C Cycle – 6th Sunday of Easter 19
Jn. 14:23-29
If you love me, you would keep my word and my Father will love you and we will come to you and make our dwelling with you.
What word must we keep in order to have Jesus and the Father dwelling with us? Dwelling with us goes beyond them just being pleased with our lives; it indicates something much more intimate. So just what word of Jesus must we keep? God has from the beginning of creation desired to dwell with us. God gave Adam and Eve authority over the kingdom where He would dwell with us forever. However, Adam and Eve broke the one command God gave them and we lost that place of intimacy, but God never changed his plan.
In His desire to be with us God directs his chosen people to a land flowing with milk and honey and on the way He gave His chosen people the law on Mt. Sinai. The law was to give them life, but once again human nature failed to keep those laws because our hearts are self-centered, and we are weak in the face of temptation. Paul understood this weakness in all of us when he lamented his own inability to do God’s will. Paul said, “For I do not do the good I want, but the evil I do not want…wretched man that I am! Who will deliver me from this body of death?” (Romans 7:19, 24).
Today Jesus is not telling us something new about God’s desire to dwell with us. Jesus is reinforcing God’s desire to dwell with us. What Jesus is telling us is how he has equipped us to overcome our human nature by the infilling of the Spirit. When that happens, we will overcome our desire to serve self as we find joy, life and peace in doing God’s will. The promise of the Spirit to change our hearts is the only thing we need in order to maintain intimacy with God. Jesus is reinforcing this by telling us to keep his word and one word was to stay in the city until we are clothed with power from on high.
That means we must make a shift in our spiritual journey and it begins with us accepting the gift God gave us in Jesus Christ. Accepting the gift of Jesus means more than believing; it means more than understanding; it means more than acknowledging. By accepting Jesus, we move beyond salvation given us by his death to living as disciples giving praise and honor to God. Jesus did not come just to save us or redeem us by his death. He came to give us life and to show us the Father; he came to show us how to live in the kingdom of God on earth. Jesus by telling us to keep his word is telling us we need to shift our thinking to inviting the Spirit to give us wisdom, understanding and the will to become witnesses proclaiming the mercy and forgiveness of God.

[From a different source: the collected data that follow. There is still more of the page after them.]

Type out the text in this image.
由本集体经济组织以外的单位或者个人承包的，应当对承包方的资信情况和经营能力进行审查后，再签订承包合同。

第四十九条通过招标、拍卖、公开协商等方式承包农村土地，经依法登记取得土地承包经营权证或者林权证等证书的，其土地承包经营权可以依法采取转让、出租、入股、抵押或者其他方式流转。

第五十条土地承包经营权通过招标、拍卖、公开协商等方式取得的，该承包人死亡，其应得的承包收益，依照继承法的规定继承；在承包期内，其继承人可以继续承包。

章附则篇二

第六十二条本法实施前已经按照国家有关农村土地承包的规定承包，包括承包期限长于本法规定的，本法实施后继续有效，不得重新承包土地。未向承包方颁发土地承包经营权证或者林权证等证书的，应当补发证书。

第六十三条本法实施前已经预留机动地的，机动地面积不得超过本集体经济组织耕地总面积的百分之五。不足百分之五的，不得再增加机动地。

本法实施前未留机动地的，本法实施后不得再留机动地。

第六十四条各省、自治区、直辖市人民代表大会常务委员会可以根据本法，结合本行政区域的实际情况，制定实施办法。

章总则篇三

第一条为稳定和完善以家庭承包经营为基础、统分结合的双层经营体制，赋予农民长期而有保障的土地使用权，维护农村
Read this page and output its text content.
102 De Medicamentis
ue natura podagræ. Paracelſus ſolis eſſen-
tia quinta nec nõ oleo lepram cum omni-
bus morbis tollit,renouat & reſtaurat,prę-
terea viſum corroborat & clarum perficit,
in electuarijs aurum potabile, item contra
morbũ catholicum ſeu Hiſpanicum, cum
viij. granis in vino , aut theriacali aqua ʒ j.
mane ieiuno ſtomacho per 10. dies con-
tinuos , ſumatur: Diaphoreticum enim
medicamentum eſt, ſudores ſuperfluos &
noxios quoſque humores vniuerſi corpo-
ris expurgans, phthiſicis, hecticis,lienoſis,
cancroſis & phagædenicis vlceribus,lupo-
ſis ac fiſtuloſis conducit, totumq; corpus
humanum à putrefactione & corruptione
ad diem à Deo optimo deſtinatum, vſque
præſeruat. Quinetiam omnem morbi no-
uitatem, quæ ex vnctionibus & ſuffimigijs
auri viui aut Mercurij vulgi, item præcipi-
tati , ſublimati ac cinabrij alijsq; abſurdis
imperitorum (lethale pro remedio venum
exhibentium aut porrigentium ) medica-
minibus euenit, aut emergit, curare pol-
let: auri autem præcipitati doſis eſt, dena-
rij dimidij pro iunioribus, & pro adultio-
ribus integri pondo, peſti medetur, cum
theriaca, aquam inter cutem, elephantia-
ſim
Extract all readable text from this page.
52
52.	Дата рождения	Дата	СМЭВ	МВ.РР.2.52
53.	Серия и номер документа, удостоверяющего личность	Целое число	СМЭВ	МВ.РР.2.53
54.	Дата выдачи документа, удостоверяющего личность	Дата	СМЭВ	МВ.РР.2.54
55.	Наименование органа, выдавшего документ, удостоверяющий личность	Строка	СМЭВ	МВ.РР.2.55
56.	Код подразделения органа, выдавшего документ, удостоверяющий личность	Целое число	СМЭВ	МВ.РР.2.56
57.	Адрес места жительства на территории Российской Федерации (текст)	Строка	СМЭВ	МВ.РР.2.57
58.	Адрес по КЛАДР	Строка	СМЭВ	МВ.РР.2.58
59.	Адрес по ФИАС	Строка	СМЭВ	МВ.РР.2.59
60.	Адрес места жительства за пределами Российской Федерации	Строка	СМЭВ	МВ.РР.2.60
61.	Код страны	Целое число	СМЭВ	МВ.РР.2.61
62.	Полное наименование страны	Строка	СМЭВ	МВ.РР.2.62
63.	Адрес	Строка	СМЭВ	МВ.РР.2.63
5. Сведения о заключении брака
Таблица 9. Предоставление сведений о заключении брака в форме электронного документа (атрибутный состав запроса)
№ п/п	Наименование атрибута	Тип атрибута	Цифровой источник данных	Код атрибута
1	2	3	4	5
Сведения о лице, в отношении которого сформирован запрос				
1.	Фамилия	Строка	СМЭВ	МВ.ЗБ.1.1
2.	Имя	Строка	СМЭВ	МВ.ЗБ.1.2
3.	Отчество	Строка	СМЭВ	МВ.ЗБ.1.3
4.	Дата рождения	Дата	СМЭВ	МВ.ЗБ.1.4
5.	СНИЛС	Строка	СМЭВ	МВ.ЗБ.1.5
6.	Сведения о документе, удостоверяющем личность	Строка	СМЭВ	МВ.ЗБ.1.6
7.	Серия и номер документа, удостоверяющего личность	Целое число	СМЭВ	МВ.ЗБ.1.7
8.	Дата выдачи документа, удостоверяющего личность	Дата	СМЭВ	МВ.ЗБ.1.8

When that happens, we will begin to live in the Kingdom of God because His love floods us, and His words guide us. We will begin to experience a desire deep within us motivating us to make God’s love and forgiveness known. We will devour the Word of God and it will permeate our minds and hearts guiding us as we become one with the word and it becomes our words, our source of truth, our guiding fire of God’s love. By becoming one with the Word we will move from seeking a comfortable faith to being comfortable with the uncertainty of discipleship. The Spirit will challenge us, just as Jesus challenged the disciples, to continue to grow in knowledge of the depth of God’s love and His desire for intimacy with us.
We need to understand it is the in the life of Jesus given to us in the Scriptures that we will gain insights into who we were created to become. Think of where we are in our liturgical year and you will find we are in that time after His resurrection but before His ascension and before Pentecost. The disciples could not comprehend what his resurrection meant and certainly were unclear about the future. The words He spoke to them the night before his death are going to become clear but not during this period of His appearances as they try to make sense of how to respond to Jesus.
His words like those of today are easy to overlook because they are not where we are in our spiritual journey. We fail to keep the words of Jesus because we have not sought intimacy with Jesus or the Father nor have, we allowed the Spirit to move within us.
Jesus as he speaks these words, knows the Spirit will make all he has ever said meaningful and as they become one with His words their lives will change just as the Spirit will change us. The Spirit will give us the will, the desire and the wisdom to embrace forgiveness, to feel God’s love and to live a life pleasing to God and according to His will. The Word of God will be written on our hearts.